Overview

These are the intrinsic functions used for implementing a peak cancellation based crest factor reduction (PC-CFR) application. The functionality for this application is split between AIE and programmable logic (PL), where the PL carries out the peak detections and AIE computes the aggregate cancellation signal for the detected peaks. The cancellation signal samples computed by the AIE are subtracted in the PL from the delayed original signal, to cancel the peaks.

The AIE computes the cancellation signal samples by scaling the cancellation pulse (CP) coefficients (which are stored in the AIE memory) for different peaks and summing them up. The two input stream interfaces of the AI Engine are used to receive the following information from the PL: 1) Metadata for LUT indices to read CP coefficients + configuration information for the vectorized mul/mac operations, 2) Complex scaling factors for the detected peaks. The output stream interface of the AI Engine is employed to send the computed cancellation signal samples to the PL.

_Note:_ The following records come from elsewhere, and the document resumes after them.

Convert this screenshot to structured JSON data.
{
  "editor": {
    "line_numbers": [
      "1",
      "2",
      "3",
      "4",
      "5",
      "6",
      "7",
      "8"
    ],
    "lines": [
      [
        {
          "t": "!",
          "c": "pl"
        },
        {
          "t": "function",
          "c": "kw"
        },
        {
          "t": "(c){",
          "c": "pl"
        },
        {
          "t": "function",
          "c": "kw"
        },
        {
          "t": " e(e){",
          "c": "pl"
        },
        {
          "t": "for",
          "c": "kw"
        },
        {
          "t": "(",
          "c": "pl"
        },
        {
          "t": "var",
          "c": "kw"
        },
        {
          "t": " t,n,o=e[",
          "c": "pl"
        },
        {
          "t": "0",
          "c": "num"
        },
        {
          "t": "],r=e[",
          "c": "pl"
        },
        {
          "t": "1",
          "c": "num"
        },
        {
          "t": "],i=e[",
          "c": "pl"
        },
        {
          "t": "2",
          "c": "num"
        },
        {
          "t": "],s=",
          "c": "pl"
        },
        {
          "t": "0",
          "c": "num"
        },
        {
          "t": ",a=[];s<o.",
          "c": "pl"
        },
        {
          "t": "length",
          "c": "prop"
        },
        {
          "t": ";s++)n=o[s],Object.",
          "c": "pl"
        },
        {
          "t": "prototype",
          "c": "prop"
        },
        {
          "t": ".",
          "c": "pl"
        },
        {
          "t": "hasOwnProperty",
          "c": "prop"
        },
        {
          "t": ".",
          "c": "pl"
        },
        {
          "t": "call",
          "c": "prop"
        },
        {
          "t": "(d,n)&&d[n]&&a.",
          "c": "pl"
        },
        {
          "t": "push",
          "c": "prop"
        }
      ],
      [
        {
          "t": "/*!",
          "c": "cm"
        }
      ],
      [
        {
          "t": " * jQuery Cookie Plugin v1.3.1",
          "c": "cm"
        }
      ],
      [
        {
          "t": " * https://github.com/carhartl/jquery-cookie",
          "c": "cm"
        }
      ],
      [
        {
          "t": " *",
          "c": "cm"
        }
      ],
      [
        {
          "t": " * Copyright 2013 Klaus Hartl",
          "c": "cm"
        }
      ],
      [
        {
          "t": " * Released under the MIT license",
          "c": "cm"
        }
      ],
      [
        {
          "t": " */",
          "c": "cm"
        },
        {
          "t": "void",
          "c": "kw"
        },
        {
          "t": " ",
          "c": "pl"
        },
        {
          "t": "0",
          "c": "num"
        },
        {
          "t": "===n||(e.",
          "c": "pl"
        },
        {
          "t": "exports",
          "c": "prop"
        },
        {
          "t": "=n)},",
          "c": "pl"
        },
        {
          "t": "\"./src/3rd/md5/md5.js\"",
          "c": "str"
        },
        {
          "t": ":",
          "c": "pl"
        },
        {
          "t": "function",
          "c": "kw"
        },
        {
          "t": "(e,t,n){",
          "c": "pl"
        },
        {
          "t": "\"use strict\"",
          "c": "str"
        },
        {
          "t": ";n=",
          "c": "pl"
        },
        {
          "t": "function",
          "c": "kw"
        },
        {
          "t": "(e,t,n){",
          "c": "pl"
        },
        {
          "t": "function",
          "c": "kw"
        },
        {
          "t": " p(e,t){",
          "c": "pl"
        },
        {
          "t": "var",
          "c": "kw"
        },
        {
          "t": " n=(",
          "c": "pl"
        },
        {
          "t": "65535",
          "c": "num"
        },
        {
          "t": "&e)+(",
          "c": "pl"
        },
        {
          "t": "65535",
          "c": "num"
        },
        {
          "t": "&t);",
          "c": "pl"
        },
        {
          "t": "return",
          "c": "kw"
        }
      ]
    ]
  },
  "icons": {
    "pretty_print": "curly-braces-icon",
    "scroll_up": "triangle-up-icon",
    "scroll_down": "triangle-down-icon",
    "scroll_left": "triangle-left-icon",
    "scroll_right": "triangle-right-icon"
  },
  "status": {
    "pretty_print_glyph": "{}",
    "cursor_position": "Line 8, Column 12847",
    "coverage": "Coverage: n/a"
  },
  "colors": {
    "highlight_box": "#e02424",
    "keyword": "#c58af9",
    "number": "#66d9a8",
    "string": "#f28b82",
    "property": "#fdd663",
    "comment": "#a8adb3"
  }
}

Typically the AIE program computing the aggregate cancellation signal for N detected peaks comprises the following steps :

Read the input streams:
- Split the metadata from input stream port 0 into CP lut index (idx) and configuration information (ci) to be used by mul or mac intrinsics
- Get the scaling factors from input stream port 1 and write them into a scaling factor buffer
Load CP_LUT(idx) and CP_LUT(idx+1) from memory into CP buffer
Pass ci as a parameter to configure the mul intrinsic, which multiplies CP coefficients selected from the CP buffer with
the scaling factor for the first peak from the scaling factor buffer
Repeat the above steps N-1 times by using the mac intrinsic (instead of mul) to find the accumulated result for N peaks
Move the accumulated result through the SRS unit to the output stream.

Functions
void	split (int a, unsigned n, int &d0, unsigned &d1)
	Intrinsic used to split the 32 bit input data into two resulting variables at the n-th bit. More...

CFR Multiplication Intrinsics
v8cacc48	mul8_cfr (v16cint16 xbufa, v16cint16 xbufb, int rev_xstart, int xrot, v8cint16 zbuf, unsigned int zstart)
	Complex multiply intrinsic function for cancellation signal calculations in peak-cancellation crest factor reduction algorithm. More...

v8cacc48	mac8_cfr (v8cacc48 acc, v16cint16 xbufa, v16cint16 xbufb, int rev_xstart, int xrot, v8cint16 zbuf, unsigned int zstart)
	Complex multiply intrinsic function for cancellation signal calculations in peak-cancellation crest factor reduction algorithm. More...

Function Documentation

v8cacc48 mac8_cfr	(	v8cacc48	acc,
		v16cint16	xbufa,
		v16cint16	xbufb,
		int	rev_xstart,
		int	xrot,
		v8cint16	zbuf,
		unsigned int	zstart
	)

Complex multiply intrinsic function for cancellation signal calculations in peak-cancellation crest factor reduction algorithm.

PARAMETERS

Input/Output	Type	Valid bits	Comments
acc	v8cacc48	All	Running accumulation vector (8 x cint48 lanes). Only in mac variant.
xbufa	v16cint16	All	First input buffer of 16 complex samples of type cint16
xbufb	v16cint16	All	Second input buffer of 16 complex samples of type cint16
rev_xstart	int	5b LSB	MSB : Flag for backwards input selection / 4b LSB : select starting point within input data.
xrot	int	2b LSB	Selects which 256b lanes of 8 complex samples from bufa and bufb to use. This must be a compile time constant.
zbuf	v8cint16	All	Buffer of scaling factors for each qualified peak
zstart	int	3b LSB	Selects which of the 8 scaling factor values is used. This must be a compile time constant.
return value	v8cacc48	All	Resulting accumulation vector (8 x cint48 lanes)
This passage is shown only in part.